De acordo com Garcia, por volta dos anos 60, é que foram estabelecidos critérios para a morte encefálica. ''Isso veio a minimizar o sofrimento psicológico da família, que via um cadáver com o coração batendo. Era, e ainda é, difícil de compreender tal situação que, na verdade, é artificial.''
Conforme ele, o primeiro sintoma de que houve lesão grave no encéfalo é o aumento da pressão interna, uma reação ao trauma. A cabeça começa a inchar, fazendo com que a pressão do encéfalo fique maior que a arterial. Dessa forma, o sangue não consegue chegar à cabeça. ''A partir daí, tentamos baixar a pressão interna para conservar a circulação sanguínea. O acompanhamento é feito para descartar sintomas característicos de morte encefálica'', disse.
''Se o quadro não se alterar, começamos a fazemos vários testes como estímulos de dor, feixes de luz na pupila e ainda aspiração para provocar tosses. Se não houver nenhuma reação, há suspeita de morte encefálica'', explicou. Nesse momento, as drogas sedativas são suspensas, todos os exames clínicos repetidos e, posteriormente, dá-se abertura ao protocolo de morte encefálica.
''Seis horas após, todos os testes clínicos são novamente repetidos. E, ainda, exames complementares, como o ecodoppler, que visam diagnosticar a ausência de atividade cerebral. Toda a investigação pode levar de 12 a 24 horas, pois não será apenas um exame que vai constatar morte encefálica'', detalhou. Todas as etapas dos exames são realizadas por diferentes médicos, para que não haja qualquer margem de dúvida.

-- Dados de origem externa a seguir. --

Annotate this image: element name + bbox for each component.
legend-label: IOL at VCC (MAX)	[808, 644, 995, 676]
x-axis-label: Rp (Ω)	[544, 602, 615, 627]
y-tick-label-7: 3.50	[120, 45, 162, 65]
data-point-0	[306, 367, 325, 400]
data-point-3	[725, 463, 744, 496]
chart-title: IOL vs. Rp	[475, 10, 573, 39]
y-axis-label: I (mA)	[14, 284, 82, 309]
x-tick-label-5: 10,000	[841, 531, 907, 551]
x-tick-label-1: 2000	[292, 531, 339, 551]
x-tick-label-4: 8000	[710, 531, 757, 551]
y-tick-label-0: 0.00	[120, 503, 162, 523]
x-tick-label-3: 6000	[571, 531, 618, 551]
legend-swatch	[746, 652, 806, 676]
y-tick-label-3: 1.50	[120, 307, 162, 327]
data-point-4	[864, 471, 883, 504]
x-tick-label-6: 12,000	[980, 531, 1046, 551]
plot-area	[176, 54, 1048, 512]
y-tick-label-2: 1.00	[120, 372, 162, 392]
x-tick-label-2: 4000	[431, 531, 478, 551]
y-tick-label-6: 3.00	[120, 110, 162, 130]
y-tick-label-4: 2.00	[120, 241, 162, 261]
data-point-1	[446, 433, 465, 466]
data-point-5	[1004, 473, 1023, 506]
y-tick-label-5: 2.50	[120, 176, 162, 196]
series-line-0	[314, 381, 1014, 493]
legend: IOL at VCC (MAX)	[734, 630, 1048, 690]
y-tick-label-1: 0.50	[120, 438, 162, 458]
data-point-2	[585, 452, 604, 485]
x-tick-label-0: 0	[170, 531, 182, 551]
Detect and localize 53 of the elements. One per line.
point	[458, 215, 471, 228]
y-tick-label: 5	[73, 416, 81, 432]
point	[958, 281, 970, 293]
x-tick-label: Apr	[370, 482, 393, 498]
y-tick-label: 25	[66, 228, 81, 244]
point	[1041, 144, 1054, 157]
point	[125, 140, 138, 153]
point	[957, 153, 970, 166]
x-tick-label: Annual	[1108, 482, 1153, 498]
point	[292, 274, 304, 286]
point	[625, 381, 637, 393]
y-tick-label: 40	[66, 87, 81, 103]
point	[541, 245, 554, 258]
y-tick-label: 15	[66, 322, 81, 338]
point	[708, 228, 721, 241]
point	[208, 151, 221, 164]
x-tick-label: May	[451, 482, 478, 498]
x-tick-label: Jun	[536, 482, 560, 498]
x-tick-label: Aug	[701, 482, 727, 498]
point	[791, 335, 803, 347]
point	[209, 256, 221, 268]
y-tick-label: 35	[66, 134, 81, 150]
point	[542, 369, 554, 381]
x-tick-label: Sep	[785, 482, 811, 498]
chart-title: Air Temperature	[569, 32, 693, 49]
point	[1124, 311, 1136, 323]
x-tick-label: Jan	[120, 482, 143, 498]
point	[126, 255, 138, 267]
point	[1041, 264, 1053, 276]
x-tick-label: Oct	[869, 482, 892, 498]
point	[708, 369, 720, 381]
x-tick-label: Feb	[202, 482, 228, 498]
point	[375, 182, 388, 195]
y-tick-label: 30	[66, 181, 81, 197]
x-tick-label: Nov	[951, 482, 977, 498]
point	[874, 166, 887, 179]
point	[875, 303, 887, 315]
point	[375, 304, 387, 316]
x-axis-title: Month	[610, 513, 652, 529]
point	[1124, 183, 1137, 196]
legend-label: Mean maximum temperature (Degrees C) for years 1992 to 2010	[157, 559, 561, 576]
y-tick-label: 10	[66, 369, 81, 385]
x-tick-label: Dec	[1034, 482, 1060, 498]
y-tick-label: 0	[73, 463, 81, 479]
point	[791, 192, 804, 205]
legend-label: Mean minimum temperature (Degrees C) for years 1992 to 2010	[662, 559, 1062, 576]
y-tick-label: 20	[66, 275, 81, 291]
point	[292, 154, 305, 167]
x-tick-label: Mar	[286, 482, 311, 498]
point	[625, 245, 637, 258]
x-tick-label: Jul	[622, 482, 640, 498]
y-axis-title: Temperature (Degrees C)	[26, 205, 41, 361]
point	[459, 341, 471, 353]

O neurologista complementa dizendo que ''o protocolo de morte encefálica no Brasil é um dos mais rigorosos do mundo. Em outros países, o diagnóstico é finalizado bem antes.'' O horário do óbito será o mesmo do término dos exames complementares que, necessariamente, devem ser impressos e constar no prontuário do paciente. (M.T.)